FDA officials had no immediate comment on the report.‹

[genisi]

FRX/ceftaroline (apropos to the FDA guidance and ever-changing goalposts)

Phase III program for ceftaroline was initiated in 2007 under the old FDA standards and the primary efficacy endpoint was noninferiority on symptoms resolution at the test-of-cure visit 7-14 days after EOT. Interestingly, the antibiotic was noninferior to the comparator even under the FDA's new efficacy criteria - cessation of spread of the lesion along with absence of fever at day 3.
Briefing docs:

http://www.fda.gov/downloads/AdvisoryCommittees/CommitteesMeetingMaterials/Drugs/Anti-InfectiveDrugsAdvisoryCommittee/UCM224656.pdf

US FDA staff: Forest antibiotic seems effective

http://www.reuters.com/article/idCNN3127328720100902?rpc=44

* FDA staff back safety, efficacy of ceftaroline

* Advisory panel to review drug on Tuesday

* Forest shares up 5.4 pct in afternoon

* Nearly $361 million in ceftaroline sales seen in 2014

By Lisa Richwine

WASHINGTON, Sept 2 (Reuters) - A Forest Laboratories Inc (FRX.N) antibiotic appears effective with risks similar to current options, U.S. drug reviewers said in an analysis that raised hopes for the medicine's approval.

Shares of Forest, which needs new medicines to offset looming patent expirations on its major drugs, were up $1.49 or 5.4 percent at $29.14 on the New York Stock Exchange after the Food and Drug Administration released its preliminary review on Thursday.

Analysts expect nearly $361 million in sales in 2014 for the potential new antibiotic called ceftaroline, according to Thomson Reuters forecasts.

An FDA advisory panel will review the drug at a public meeting on Tuesday. A positive vote would move the medicine closer to the U.S. market.

In a 70-page analysis released on Thursday, FDA staff said ceftaroline seemed effective for fighting serious skin infections and pneumonia. Potential side effects were similar to alternative treatments, they said.

"FDA appears to go into the panel with a positive bias toward approval" for both conditions, Robert W. Baird analyst Thomas Russo said in a research note.
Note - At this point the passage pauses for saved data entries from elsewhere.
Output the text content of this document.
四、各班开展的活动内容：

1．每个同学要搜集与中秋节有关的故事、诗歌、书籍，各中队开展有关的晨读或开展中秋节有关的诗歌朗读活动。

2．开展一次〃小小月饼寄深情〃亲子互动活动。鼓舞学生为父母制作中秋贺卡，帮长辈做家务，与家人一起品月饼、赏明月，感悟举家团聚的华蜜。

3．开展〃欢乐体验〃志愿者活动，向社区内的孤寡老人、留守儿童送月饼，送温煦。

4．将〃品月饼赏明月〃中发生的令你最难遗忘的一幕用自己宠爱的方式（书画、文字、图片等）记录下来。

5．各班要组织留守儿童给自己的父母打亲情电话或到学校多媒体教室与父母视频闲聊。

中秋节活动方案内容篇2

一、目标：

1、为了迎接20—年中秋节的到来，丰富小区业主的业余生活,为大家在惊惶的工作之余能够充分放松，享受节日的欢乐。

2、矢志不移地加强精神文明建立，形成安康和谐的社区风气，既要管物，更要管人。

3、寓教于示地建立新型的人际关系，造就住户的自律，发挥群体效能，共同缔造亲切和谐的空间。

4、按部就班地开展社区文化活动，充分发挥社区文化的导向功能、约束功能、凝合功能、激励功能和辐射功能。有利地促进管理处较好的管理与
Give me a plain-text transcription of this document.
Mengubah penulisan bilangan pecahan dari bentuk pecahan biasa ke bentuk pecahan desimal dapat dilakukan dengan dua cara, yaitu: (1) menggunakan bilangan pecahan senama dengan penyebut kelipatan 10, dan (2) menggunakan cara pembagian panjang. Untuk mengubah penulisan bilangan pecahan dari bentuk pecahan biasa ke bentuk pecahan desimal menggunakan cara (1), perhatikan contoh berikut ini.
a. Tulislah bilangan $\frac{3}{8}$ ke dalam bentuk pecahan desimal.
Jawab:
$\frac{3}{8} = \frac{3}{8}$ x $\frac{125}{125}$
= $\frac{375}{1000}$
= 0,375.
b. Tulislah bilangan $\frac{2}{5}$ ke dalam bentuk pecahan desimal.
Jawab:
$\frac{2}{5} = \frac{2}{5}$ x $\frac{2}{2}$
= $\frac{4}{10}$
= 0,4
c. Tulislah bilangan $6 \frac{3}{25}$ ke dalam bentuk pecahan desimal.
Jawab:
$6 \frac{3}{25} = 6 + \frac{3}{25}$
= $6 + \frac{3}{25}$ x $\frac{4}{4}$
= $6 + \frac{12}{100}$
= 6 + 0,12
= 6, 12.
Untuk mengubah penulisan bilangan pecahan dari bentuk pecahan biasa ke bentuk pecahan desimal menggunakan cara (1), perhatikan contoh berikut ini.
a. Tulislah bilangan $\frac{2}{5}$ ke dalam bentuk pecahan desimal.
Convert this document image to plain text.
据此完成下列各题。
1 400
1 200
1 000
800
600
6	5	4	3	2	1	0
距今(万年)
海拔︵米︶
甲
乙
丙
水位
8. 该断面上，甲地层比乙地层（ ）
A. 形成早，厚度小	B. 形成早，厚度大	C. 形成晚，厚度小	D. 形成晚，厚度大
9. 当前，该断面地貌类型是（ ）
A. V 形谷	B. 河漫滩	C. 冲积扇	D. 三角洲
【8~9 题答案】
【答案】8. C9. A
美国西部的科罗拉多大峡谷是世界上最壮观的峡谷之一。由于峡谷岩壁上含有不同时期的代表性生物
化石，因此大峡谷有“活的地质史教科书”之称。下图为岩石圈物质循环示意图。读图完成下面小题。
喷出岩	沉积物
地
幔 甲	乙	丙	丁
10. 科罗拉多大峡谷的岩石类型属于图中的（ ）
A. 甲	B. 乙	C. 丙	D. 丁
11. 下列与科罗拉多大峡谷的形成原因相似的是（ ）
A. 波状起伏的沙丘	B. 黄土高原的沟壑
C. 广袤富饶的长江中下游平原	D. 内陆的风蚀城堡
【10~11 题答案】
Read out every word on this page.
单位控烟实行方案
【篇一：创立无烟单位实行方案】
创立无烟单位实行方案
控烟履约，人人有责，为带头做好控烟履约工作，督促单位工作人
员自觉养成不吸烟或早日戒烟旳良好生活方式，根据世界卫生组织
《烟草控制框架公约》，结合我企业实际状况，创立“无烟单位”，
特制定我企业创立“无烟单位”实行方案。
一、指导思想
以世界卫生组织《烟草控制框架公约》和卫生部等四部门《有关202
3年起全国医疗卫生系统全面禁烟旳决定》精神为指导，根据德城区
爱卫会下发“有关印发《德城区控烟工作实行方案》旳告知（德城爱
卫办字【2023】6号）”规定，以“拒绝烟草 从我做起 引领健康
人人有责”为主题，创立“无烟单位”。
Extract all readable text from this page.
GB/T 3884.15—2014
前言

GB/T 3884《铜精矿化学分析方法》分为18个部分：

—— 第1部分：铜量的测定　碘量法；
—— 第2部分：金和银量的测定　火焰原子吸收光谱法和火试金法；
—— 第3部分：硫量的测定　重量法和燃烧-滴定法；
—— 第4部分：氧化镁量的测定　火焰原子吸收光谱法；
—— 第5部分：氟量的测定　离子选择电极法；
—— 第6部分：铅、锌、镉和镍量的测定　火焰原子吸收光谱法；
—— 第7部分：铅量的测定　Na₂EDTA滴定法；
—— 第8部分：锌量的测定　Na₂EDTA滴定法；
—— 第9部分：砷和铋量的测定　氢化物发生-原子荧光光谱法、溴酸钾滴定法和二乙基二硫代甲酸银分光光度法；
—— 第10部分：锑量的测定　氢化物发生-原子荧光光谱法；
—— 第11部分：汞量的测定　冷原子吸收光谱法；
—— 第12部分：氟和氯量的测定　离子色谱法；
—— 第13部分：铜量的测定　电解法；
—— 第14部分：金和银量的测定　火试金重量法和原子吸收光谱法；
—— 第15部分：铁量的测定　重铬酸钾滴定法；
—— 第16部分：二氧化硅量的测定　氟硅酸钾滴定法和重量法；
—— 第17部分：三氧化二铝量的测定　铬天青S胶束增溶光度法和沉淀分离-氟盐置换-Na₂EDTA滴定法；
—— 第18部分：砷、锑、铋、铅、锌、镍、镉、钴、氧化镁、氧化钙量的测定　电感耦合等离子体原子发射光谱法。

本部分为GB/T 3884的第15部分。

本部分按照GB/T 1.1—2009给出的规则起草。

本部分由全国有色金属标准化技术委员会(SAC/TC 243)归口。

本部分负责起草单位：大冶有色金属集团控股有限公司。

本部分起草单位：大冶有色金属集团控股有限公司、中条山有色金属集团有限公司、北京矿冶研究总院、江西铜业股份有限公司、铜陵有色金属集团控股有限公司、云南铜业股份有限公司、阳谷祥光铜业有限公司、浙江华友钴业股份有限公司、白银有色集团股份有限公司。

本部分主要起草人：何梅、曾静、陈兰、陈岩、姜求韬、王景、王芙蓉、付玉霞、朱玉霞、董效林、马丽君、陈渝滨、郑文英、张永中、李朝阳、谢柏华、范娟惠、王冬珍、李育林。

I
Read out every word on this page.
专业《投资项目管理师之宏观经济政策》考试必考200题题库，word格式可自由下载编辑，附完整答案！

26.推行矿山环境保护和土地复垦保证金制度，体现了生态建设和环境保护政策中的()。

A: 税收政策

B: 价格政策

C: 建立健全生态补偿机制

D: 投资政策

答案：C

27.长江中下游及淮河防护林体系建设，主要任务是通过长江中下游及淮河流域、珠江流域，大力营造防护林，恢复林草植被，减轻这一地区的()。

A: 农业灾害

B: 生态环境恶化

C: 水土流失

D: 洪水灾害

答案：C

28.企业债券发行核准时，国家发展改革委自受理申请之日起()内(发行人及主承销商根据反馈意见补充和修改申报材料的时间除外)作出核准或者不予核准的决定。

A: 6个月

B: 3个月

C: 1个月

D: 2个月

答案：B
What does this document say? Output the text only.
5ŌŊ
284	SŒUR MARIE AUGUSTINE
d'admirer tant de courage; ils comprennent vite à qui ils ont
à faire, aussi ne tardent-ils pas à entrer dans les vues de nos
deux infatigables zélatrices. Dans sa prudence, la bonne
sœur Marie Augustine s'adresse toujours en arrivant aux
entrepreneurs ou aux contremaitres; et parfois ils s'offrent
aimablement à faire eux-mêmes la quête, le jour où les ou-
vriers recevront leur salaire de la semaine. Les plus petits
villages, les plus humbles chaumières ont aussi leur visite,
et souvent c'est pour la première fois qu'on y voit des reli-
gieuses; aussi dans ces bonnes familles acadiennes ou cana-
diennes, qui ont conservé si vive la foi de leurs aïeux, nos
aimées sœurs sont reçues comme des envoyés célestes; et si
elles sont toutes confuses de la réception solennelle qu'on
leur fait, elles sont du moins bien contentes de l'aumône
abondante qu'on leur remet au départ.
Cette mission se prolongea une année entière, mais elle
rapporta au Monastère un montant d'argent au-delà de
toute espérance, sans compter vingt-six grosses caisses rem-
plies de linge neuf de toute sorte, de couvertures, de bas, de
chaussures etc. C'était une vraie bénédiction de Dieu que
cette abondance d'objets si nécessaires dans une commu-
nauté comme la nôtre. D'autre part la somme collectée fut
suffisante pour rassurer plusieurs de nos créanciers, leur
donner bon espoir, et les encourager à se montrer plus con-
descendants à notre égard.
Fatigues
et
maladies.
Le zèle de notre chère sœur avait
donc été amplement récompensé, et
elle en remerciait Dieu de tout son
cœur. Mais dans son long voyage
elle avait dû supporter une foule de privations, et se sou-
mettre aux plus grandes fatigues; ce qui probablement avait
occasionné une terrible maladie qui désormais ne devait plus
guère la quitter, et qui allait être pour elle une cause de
He predicted the stock would close $1 to $2 higher on Thursday.

Ceftaroline is one of six medicines in late-stage development that Forest says will more than replace the coming revenue losses from patent expirations on flagship antidepressant Lexapro and Alzheimer's treatment Namenda.

The company reported net revenue of nearly $4.2 billion for the fiscal year ended March 31.

Ceftaroline is an intravenous antibiotic developed to fight serious and possibly life-threatening infections including methicillin-resistant Staphylococcus auereus (MRSA), a growing public health threat.

FDA staff analyzed Forest's data from two clinical trials in adults with bacterial pneumonia acquired outside a hospital setting. The agency reviewers said their analysis "supported the efficacy conclusions" from Forest that the drug worked as well as an older antibiotic, ceftriaxone.

The drug also appeared equivalent to a combination of the antibiotics vancomycin and aztreonam in two studies of adults with complicated skin infections, FDA staff said.

Ceftaroline is a new medicine in the cephalosporin class of antibiotics that have been used for decades.

The most common possible side effects include diarrhea, headache, nausea and insomnia.

In a separate summary prepared for the advisory panel, Forest said new antibiotics were needed to fight resistant infections that do not respond to current treatments.

"Ceftaroline addresses these distinct areas of unmet medical need," the company said.

The FDA will consider the advisory panel's input when it decides in the coming weeks whether to approve the drug. The agency usually follows panel recommendations.

Forest obtained rights to ceftaroline with its 2007 purchase of privately held biotech company Cerexa Inc. Swiss drugmaker AstraZeneca (AZN.L) is co-developing the drug in markets outside the United States, Canada and Japan. Takeda Pharmaceutical Co (4502.T) holds the rights in Japan.